Мы похоронили его, к негодованию всех соседей, так, как он сам распорядился. Провожали его только Эрншо и я, да еще могильщик и шесть человек, которые несли гроб. Эти шестеро сразу ушли, опустив гроб в могилу, а мы остались и видели, как могильщик засыпает его землей. Гэртон с лицом, залитым слезами, своими руками выкопал куски зеленого дерна и закрыл ими свежий могильный холм. Сегодня могила Хитклифа так же поросла травой, как и две соседних, и я надеюсь, что ее обитатель покоится с миром. Но местные жители, если их спросишь, готовы поклясться на Библии, что после смерти покойник является. Кто-то видел его у церкви, кто-то на пустоши, а кое-кто – даже в этом самом доме. Вы скажете, досужие вымыслы, и я с вами соглашусь. Однако вон тот старик, сидящий у очага, утверждает, что видит два лица, выглядывающие из окна спальни, каждую дождливую ночь со дня смерти хозяина. А месяц назад со мной случилась странная история. Вечером я шла в усадьбу «Скворцы», – а вечер был темный, мрачный, собиралась гроза, – когда на первом повороте от Грозового Перевала мне повстречался маленький мальчик, гнавший перед собой овцу с двумя ягнятами. Он горько плакал, и я решила, что ягнята его не слушаются и он совсем выбился из сил, пытаясь заставить их идти в нужном направлении.

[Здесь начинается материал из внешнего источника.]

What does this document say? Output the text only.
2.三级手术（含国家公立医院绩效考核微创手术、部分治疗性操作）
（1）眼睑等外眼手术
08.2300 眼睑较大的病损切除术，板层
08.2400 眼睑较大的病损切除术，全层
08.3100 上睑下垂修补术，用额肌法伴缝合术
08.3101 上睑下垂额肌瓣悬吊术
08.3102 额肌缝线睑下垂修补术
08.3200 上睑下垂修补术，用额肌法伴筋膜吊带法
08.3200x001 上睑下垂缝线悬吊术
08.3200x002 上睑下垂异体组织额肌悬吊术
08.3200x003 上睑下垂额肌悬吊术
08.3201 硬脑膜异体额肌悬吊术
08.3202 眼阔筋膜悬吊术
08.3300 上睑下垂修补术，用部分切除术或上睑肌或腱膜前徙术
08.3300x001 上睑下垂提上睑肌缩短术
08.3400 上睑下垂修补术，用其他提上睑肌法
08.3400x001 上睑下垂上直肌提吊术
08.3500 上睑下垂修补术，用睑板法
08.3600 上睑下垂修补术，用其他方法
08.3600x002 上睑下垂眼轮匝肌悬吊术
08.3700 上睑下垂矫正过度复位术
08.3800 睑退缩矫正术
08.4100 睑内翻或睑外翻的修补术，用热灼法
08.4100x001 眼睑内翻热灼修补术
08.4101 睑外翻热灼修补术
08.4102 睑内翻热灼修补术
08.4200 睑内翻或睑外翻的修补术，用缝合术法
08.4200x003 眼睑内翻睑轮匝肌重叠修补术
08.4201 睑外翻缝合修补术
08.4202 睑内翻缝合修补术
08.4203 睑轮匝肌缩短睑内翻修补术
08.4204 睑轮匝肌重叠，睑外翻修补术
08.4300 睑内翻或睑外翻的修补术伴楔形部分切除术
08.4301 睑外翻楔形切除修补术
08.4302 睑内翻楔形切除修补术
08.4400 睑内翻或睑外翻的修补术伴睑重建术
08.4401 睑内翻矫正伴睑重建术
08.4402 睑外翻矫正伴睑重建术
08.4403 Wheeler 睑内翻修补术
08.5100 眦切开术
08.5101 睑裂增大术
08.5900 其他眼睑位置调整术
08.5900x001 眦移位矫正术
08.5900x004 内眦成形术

– Что случилось, малыш? – спросила я его.
– Там, под скалой – Хитклиф и какая-то тетя, – всхлипнул он, – и я боюсь идти мимо них.
Я никого не увидела, но и мальчик, и овцы не могли сделать в ту сторону ни шагу, поэтому я посоветовала ему обойти утес нижней дорогой. Наверное, он наслушался россказней своих родителей и друзей, а когда шел один через нашу глушь, ему и померещилось. Но, положа руку на сердце, скажу вам, что не люблю я выходить из дома в темноте, да и в самом доме страшусь оставаться одна – уж больно он мрачный. Ничего не могу с собой поделать! Я буду только рада, когда молодые переедут отсюда в усадьбу.
– Так они переберутся в «Скворцы»? – спросил я.
– Да, – отвечала миссис Дин, – сразу как поженятся. А свадьба у них назначена в Новый год.
– А кто же будет жить здесь?
– Думаю, Джозеф останется присматривать за домом. Может, еще парнишку какого наймет, чтобы одному здесь не торчать. Они будут жить в кухне, а остальные комнаты запрут…
– …и оставят их в распоряжении тех призраков, которые в них поселятся… – закончил я за нее фразу страшным голосом.
– Как вам не стыдно, мистер Локвуд, – сказала Нелли, решительно покачав головой. – Я верю в то, что мертвые спят мирным сном, но более чем убеждена, что не следует говорить о них легкомысленно.
В эту минуту садовые ворота распахнулись – молодая пара возвращалась с прогулки.